It sounds really scary, going off the well-known path. It’s terrifying to think about all the possibilities–if things would work or if things go wrong. But if you feel the drive, the passion, the curiosity to pursue something, then by all means, pursue it.
That’s what I am planning to do now, for the last few weeks of 2018 I will embark on a journey to create a business of my own.
I graduated from UST with a bachelor’s degree in Information Technology. One would expect that I’d be in those big corporations working as a developer and raking in big piles of cash, but I stayed off that path after being depressed for 2 years (this will be for a later post). I have always wanted to become a scientist and when I was still a kid, I would always ask my parents, “Why?” and the curiosity would always get to me. I wanted to know how things worked, how they became that way and how to improve them.

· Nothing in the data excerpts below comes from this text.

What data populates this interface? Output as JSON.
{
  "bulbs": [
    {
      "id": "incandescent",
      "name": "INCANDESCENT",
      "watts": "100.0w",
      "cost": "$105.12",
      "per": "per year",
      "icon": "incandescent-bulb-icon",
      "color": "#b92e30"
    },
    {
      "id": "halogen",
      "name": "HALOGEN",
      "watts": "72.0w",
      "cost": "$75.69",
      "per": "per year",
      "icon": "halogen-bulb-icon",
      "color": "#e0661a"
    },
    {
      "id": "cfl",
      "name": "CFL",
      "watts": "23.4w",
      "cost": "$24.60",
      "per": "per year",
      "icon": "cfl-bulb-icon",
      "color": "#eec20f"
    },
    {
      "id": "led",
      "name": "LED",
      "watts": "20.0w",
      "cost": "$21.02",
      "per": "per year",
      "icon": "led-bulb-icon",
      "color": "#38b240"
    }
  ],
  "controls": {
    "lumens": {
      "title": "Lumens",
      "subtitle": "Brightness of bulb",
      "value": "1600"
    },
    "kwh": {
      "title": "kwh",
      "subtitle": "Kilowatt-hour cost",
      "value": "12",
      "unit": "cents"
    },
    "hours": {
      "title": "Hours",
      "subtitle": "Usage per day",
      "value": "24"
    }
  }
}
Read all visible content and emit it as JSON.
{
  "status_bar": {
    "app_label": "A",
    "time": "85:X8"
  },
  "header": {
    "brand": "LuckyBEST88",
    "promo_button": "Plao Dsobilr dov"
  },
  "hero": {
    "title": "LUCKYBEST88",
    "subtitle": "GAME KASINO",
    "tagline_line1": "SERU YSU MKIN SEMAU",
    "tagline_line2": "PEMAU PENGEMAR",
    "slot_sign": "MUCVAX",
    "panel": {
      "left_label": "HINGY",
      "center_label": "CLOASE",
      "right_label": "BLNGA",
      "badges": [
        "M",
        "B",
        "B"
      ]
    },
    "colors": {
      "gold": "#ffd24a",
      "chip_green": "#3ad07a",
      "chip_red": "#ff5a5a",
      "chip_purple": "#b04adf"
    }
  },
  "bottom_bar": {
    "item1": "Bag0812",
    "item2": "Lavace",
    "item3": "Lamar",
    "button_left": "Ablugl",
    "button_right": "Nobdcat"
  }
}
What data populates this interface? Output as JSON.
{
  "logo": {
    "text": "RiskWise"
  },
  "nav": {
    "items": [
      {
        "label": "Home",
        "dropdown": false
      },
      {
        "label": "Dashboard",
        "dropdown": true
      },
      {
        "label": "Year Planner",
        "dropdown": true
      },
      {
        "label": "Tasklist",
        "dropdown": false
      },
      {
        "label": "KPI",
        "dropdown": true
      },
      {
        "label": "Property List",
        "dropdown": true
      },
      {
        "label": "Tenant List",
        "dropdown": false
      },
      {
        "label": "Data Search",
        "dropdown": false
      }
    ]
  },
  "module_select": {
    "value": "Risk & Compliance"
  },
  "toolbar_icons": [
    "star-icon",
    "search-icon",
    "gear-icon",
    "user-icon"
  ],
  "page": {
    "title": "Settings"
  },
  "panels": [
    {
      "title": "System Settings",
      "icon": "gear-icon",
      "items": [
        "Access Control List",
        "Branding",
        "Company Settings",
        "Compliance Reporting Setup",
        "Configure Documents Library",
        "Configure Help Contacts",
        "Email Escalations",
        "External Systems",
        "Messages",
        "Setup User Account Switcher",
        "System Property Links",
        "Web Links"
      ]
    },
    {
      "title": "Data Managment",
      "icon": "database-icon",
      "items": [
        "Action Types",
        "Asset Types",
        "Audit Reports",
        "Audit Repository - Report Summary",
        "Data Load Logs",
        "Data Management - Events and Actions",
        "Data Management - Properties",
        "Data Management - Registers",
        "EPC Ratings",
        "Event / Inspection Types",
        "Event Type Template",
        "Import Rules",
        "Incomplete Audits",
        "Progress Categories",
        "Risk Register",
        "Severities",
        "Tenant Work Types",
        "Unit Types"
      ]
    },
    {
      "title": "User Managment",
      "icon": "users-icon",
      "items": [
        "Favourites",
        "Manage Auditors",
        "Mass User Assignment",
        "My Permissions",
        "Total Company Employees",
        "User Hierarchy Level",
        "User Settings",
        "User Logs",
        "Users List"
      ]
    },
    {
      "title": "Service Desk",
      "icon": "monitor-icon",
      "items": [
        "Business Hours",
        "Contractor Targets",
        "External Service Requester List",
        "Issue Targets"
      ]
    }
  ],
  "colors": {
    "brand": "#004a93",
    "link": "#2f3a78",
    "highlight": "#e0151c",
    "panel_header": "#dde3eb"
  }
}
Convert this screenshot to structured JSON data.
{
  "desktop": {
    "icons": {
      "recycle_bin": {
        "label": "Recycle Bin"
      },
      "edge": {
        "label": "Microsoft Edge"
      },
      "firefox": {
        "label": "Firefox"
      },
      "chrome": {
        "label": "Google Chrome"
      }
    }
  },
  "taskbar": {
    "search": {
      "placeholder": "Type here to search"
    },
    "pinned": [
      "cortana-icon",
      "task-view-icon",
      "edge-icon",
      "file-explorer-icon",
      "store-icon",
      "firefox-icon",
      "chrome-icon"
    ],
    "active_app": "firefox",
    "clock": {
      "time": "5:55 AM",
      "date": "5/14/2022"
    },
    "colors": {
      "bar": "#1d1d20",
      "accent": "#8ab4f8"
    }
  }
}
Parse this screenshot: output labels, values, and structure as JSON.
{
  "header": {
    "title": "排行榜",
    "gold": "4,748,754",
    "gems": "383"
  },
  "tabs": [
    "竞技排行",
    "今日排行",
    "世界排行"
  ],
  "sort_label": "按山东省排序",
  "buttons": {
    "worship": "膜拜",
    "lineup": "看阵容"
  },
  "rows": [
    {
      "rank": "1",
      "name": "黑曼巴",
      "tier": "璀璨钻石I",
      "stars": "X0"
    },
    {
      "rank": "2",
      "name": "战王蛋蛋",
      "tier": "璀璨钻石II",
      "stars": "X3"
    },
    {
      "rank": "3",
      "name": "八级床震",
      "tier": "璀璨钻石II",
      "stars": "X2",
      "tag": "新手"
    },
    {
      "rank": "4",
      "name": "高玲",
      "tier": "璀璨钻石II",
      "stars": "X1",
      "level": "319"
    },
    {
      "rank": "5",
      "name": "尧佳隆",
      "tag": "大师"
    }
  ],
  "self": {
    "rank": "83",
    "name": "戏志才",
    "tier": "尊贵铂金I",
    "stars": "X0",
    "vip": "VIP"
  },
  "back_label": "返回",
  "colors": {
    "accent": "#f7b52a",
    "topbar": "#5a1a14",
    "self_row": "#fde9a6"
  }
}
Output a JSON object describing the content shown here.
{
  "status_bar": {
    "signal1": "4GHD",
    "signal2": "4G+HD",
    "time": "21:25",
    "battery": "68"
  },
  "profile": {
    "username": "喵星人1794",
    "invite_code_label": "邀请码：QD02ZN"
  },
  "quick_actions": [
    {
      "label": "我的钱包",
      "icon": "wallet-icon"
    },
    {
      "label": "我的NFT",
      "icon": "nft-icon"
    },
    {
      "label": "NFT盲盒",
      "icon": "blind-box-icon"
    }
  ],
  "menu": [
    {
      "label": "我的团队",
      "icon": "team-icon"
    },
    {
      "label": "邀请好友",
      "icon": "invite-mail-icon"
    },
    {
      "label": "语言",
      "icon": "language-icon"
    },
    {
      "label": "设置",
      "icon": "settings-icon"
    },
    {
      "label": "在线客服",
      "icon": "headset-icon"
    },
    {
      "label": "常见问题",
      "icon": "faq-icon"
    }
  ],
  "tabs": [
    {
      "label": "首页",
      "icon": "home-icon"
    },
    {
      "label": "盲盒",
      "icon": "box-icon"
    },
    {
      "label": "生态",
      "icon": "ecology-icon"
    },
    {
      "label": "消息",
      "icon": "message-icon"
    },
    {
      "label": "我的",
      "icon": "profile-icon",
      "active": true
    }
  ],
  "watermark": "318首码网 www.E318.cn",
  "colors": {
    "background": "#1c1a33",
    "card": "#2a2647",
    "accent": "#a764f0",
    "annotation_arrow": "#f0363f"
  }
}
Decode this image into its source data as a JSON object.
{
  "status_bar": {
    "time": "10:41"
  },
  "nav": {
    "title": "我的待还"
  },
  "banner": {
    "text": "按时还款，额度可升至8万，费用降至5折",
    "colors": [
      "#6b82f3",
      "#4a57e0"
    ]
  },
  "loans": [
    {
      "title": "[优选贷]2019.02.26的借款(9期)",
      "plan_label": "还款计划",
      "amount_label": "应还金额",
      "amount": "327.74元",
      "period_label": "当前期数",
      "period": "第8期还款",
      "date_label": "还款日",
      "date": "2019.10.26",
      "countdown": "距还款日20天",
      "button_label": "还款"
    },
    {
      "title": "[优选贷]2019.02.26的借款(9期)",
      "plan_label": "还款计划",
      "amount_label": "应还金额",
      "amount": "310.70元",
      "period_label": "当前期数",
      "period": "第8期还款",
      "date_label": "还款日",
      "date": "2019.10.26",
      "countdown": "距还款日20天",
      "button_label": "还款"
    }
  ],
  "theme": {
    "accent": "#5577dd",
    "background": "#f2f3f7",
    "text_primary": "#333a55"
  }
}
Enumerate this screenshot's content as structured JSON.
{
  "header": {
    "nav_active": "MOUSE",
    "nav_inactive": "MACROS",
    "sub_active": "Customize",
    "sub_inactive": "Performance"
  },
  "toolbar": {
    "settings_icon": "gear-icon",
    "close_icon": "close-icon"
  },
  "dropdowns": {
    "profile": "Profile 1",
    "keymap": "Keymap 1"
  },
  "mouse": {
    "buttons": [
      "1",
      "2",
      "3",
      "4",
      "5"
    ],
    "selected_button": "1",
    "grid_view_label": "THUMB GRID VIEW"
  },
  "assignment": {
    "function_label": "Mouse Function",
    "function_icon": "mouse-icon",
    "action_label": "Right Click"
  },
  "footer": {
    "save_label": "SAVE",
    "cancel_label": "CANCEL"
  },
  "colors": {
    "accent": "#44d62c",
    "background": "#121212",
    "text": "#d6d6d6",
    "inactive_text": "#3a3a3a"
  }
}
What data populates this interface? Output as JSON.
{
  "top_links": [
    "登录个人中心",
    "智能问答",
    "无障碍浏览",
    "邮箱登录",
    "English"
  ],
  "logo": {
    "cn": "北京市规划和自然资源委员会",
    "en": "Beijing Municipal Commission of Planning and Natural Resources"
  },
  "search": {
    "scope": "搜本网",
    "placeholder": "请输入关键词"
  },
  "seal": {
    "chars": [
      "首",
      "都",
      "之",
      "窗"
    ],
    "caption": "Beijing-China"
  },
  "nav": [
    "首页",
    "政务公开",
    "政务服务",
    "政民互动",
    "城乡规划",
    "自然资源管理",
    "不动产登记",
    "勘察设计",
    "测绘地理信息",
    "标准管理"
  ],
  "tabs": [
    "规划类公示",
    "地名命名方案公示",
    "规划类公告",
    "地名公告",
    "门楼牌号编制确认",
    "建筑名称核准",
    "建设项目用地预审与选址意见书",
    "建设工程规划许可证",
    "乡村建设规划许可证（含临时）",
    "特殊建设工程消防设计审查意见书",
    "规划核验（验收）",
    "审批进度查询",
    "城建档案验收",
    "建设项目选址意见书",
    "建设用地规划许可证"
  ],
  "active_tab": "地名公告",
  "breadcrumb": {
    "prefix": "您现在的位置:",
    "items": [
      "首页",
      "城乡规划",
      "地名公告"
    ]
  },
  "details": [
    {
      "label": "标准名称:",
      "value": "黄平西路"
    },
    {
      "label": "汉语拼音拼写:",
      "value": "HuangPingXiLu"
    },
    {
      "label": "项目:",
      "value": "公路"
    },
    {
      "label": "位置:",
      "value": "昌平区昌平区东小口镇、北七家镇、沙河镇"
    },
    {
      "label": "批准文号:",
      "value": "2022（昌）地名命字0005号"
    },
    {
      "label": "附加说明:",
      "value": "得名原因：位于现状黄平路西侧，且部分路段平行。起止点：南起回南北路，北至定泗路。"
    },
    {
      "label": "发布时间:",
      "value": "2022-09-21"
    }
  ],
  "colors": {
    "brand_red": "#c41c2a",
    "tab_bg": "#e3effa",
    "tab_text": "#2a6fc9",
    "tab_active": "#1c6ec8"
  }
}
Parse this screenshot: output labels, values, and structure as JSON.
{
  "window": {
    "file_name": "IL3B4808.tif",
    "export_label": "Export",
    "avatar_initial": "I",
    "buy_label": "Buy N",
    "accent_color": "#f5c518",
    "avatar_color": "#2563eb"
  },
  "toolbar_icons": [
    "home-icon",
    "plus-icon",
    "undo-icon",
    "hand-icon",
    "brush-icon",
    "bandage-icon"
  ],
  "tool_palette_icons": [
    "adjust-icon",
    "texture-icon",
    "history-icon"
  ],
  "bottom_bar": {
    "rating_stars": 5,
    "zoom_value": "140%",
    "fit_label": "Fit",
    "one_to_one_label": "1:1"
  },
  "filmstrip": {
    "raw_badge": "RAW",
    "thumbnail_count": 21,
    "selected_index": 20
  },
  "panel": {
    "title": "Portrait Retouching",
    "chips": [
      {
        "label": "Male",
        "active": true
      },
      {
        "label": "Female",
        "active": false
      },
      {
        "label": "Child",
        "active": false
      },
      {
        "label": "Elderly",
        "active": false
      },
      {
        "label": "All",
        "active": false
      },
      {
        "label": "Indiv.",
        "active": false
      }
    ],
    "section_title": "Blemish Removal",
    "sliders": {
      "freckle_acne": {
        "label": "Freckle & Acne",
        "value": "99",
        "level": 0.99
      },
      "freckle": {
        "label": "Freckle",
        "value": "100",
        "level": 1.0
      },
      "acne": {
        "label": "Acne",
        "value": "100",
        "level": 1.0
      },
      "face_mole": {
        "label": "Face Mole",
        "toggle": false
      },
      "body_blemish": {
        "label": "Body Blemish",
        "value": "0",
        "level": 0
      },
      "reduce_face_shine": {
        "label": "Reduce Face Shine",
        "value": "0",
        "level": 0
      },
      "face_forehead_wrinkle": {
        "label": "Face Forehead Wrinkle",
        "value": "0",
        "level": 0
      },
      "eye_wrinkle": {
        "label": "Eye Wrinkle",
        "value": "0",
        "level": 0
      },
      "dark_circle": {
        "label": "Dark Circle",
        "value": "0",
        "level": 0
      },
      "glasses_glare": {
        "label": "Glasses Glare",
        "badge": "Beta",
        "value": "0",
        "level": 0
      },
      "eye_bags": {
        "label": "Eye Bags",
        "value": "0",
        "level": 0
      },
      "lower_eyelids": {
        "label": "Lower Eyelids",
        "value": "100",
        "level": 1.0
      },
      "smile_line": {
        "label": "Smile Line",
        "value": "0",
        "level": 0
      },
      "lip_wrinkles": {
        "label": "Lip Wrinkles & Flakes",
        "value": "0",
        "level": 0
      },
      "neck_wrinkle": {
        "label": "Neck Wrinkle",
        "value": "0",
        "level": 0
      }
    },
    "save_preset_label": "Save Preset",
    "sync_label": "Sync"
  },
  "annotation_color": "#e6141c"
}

I may be more knowledgeable on the tech side of things, but this year, I want to try and be a scientist. Though I won’t have a degree to show off, I will, however, teach myself how to become a chemist. It won’t be easy, I won’t be running this on pure willpower alone. I have been thinking about this for a long time and I told myself if I can’t stop pondering on this idea for more than a month I won’t push through. But…I have been contemplating on this for months already. And so, I have decided that I will push through.
It’s scary, I feel like I am alone. But thanks to the help of my partner and my friends, they made me feel that even if I may not have that many social connections or social confidence in general, I can still do this and succeed, well, hopefully.